Il management post-operatorio prevede che dopo circa 7-10 giorni dall’intervento, gli splint e in punti di sutura vengano rimossi. A questo punto è possibili iniziare con esercizi passivi ed attivi della mano, polso e gomito. Esercizi isometrici a 3-4 settimane postoperatorie, mentre a 6 settimane è possibile iniziare con esercizi più vigorosi, esercizi di forza che prevendono flessione di polso e pronazione dell’avambraccio. È poi necessario seguire un programma di rinforzo progressivo[4] ed educazione del paziente alle attività.

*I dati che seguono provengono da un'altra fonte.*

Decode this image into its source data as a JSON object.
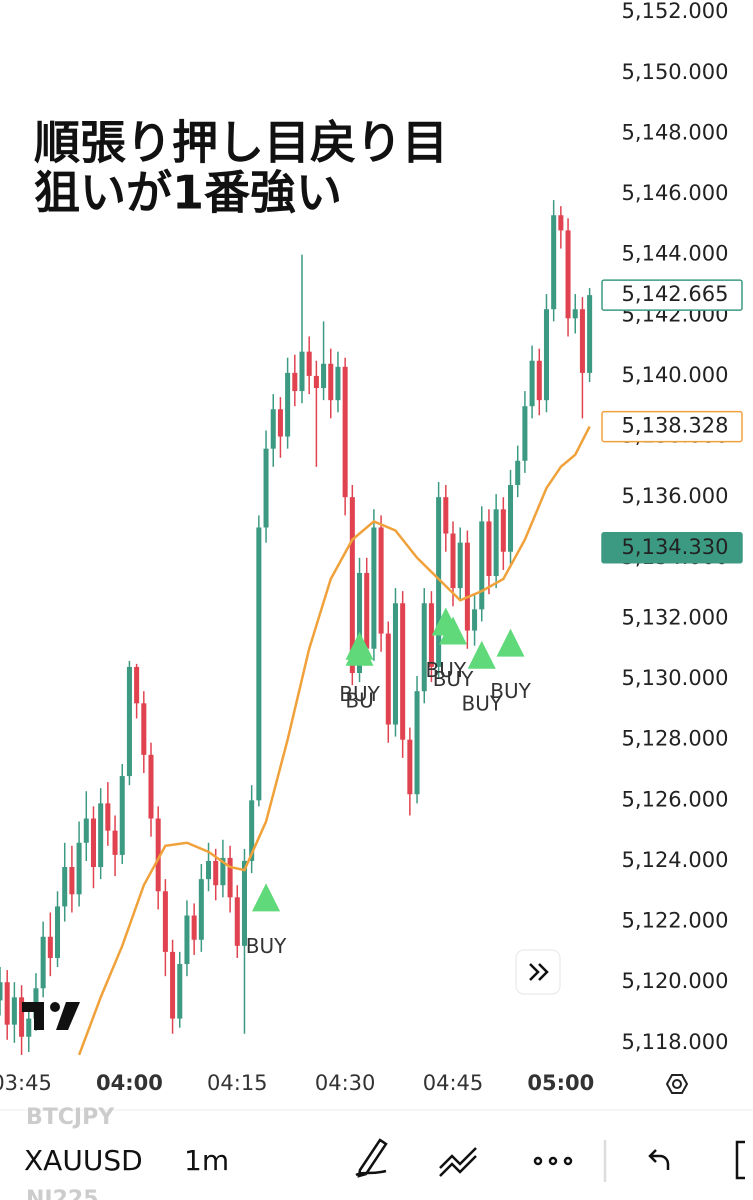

Uno studio del 2019 di Faqui H. et al. ha dimostrato come le Muscle Energy Technique (METs)e sono efficaci nel miglioramento di dolore, ROM e funzione in pazienti con rigidità post-operatoria a livello del gomito[16].


Prognosi

La prognosi del dolore mediale di gomito è favorevole. La terapia conservativa risulta efficace in una percentuale che varia dal 60% al 90% dei casi[14]. Infatti, molti pazienti possono tornare alle loro attività lavorative e/o sportive dopo aver completato il percorso riabilitativo ed una educazione all’esecuzione di tali attività.

In caso di fallimento del trattamento conservativo ed effettuato l’intervento chirurgico, generalmente una persona ritorna alle proprie attività dai 3 ai 6 mesi postoperatori[4].


Conclusione

Il dolore mediale di gomito o epicondilite mediale nonostante non sia tra le più comuni patologie dell’arto superiore, quando presente può indurre difficoltà o inabilità nelle attività di vita quotidiana, lavorativa e sportiva. Pertanto, è opportuno rivolgersi ad un esperto del settore in grado di valutare la condizione ed indirizzare verso il corretto percorso terapeutico atto a migliorare la sintomatologia e la qualità della vita.